No real difference, but on an older browser, you might shave a few milliseconds off by using "window.location" instead of just "location", as the latter will need to traverse from local scope up to the global (window) scope.
Is there any way which doesn't break the back navigation button (since upon pressing back the JavaScript statement will execute again, causing an immediate change of location and jumping forward again in the history)?
I thought about checking whether history.forward is empty as a condition for changing the location, but I don't think you're allowed to do that check...
Alternatives such as meta refreshes and non-JavaScript solutions are cool ways to solve this, but for POST calls it remains an issue...
You can use history.replaceState in newer browers to modify the URL in the address bar without affecting the history. It doesn't actually load the new page, though.
There is a javascript function that allows you to change the url, so you can change the url when the page changes (like infinite scroll), so that going to one url and back will land you on the page you left (I think it is pushState() ).
Several years back I was on a job where the boss wanted to allow virtually any user-provided HTML/CSS/JS in a content area, while preventing redirects.
No implementation ever happened of course, but my first thought was, what would happen if we did a "<script>delete(window.location);</script>" near the top of the template?
Answer: nothing. But what would the implications be if browsers allowed it?
Interesting. I did a few tests and it seems Chrome will let me override window.location with __defineSetter__() but not document.location, while Safari was the other way around. Firefox 3.x won't let me redefine either one ("TypeError: redeclaration of var location").
File under: Unintended Consequences. Also, Postel's law could probably be tricked into admitting itself as an accomplice.
1. Browser based Javascript provides a location object for managing and accessing the current browser location, and this location object is available as a global variable.

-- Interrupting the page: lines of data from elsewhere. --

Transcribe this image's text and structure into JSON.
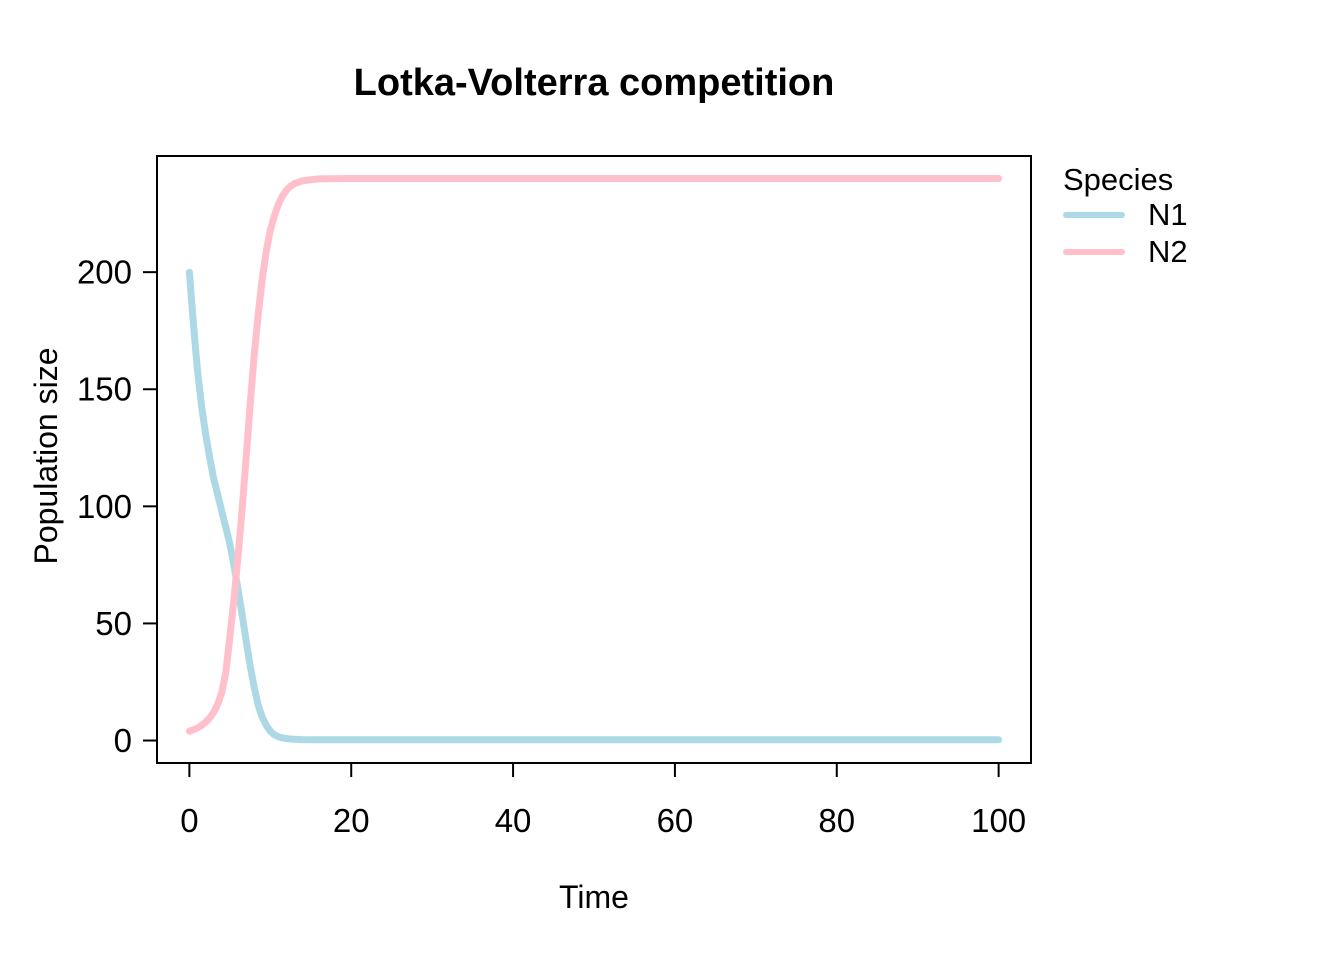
{
  "chart_data": {
    "type": "line",
    "title": "Lotka-Volterra competition",
    "xlabel": "Time",
    "ylabel": "Population size",
    "xlim": [
      0,
      100
    ],
    "ylim": [
      0,
      240
    ],
    "xticks": [
      0,
      20,
      40,
      60,
      80,
      100
    ],
    "yticks": [
      0,
      50,
      100,
      150,
      200
    ],
    "grid": false,
    "plot_background": "#ffffff",
    "axis_color": "#000000",
    "legend": {
      "title": "Species",
      "position": "right-outside"
    },
    "series": [
      {
        "name": "N1",
        "color": "#ADD8E6",
        "points": [
          [
            0,
            200
          ],
          [
            0.5,
            178
          ],
          [
            1,
            158
          ],
          [
            1.5,
            143
          ],
          [
            2,
            131
          ],
          [
            2.5,
            121
          ],
          [
            3,
            112
          ],
          [
            3.5,
            105
          ],
          [
            4,
            98
          ],
          [
            4.5,
            91
          ],
          [
            5,
            84
          ],
          [
            5.5,
            75
          ],
          [
            6,
            65
          ],
          [
            6.5,
            54
          ],
          [
            7,
            43
          ],
          [
            7.5,
            32
          ],
          [
            8,
            23
          ],
          [
            8.5,
            15
          ],
          [
            9,
            10
          ],
          [
            9.5,
            6.5
          ],
          [
            10,
            4
          ],
          [
            10.5,
            2.5
          ],
          [
            11,
            1.6
          ],
          [
            11.5,
            1.1
          ],
          [
            12,
            0.8
          ],
          [
            13,
            0.5
          ],
          [
            14,
            0.4
          ],
          [
            15,
            0.35
          ],
          [
            20,
            0.3
          ],
          [
            30,
            0.3
          ],
          [
            40,
            0.3
          ],
          [
            50,
            0.3
          ],
          [
            60,
            0.3
          ],
          [
            70,
            0.3
          ],
          [
            80,
            0.3
          ],
          [
            90,
            0.3
          ],
          [
            100,
            0.3
          ]
        ]
      },
      {
        "name": "N2",
        "color": "#FFC0CB",
        "points": [
          [
            0,
            4
          ],
          [
            0.5,
            4.6
          ],
          [
            1,
            5.4
          ],
          [
            1.5,
            6.4
          ],
          [
            2,
            7.8
          ],
          [
            2.5,
            9.6
          ],
          [
            3,
            12
          ],
          [
            3.5,
            15.5
          ],
          [
            4,
            20.5
          ],
          [
            4.5,
            29
          ],
          [
            5,
            44
          ],
          [
            5.5,
            60
          ],
          [
            6,
            78
          ],
          [
            6.5,
            98
          ],
          [
            7,
            120
          ],
          [
            7.5,
            143
          ],
          [
            8,
            164
          ],
          [
            8.5,
            182
          ],
          [
            9,
            197
          ],
          [
            9.5,
            209
          ],
          [
            10,
            218
          ],
          [
            10.5,
            224
          ],
          [
            11,
            229
          ],
          [
            11.5,
            232.5
          ],
          [
            12,
            235
          ],
          [
            12.5,
            236.7
          ],
          [
            13,
            237.8
          ],
          [
            14,
            239
          ],
          [
            15,
            239.5
          ],
          [
            16,
            239.8
          ],
          [
            20,
            240
          ],
          [
            30,
            240
          ],
          [
            40,
            240
          ],
          [
            50,
            240
          ],
          [
            60,
            240
          ],
          [
            70,
            240
          ],
          [
            80,
            240
          ],
          [
            90,
            240
          ],
          [
            100,
            240
          ]
        ]
      }
    ]
  }
}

2. Browser based Javascript also provides a special case in the interpreter/processer/etc., where setting the location object equal to itself will reload the current page. This is also true for certain properties of the location object (href)
3a. There is also a more conventional reload method on the location object which accepts either a location object or string href. Also, many of the "go to this URL methods" exposed to Javascript will interpret "go to the url I'm at" as a request to reload the page. Many of these methods will accepts a location object, or a string representation of a URL as a paramater.
3b. location.href is a string representation of a URL
3. There are many ways to access global variables in Javascript. There are many ways to assign a value in javascript. There are many ways to call a method in javascript.
4. All of the above can be combined into lots (likely more than the 535) of ways to achieve the same thing.
If the original title begins with a number or number + gratuitous adjective, we'd appreciate it if you'd crop it. E.g. translate "10 Ways To Do X" to "How To Do X," and "14 Amazing Ys" to "Ys." Exception: when the number is meaningful, e.g. "The 5 Platonic Solids."
I think in this case the number is meaningful, because the point of the list isn't to show us X amount of ways to actually refresh a page with javascript, but rather to highlight the (slightly humorous) vast number of ways it can be done, due to the ambiguity and redundancy found in Javascript (and in the DOM).
I would have guessed that this number would be high, but definitely not in the 500's.
You can also assume that the bad guys start with a list similar to this and tools to semi-randomly perturb their inputs until they find the right combo of hocus-locus to get past your filter and then "neutralized" by your regular expression magic into functioning exploit code.
(n.b. I'm talking about more interesting attacker goals than forcing a reload, obviously.)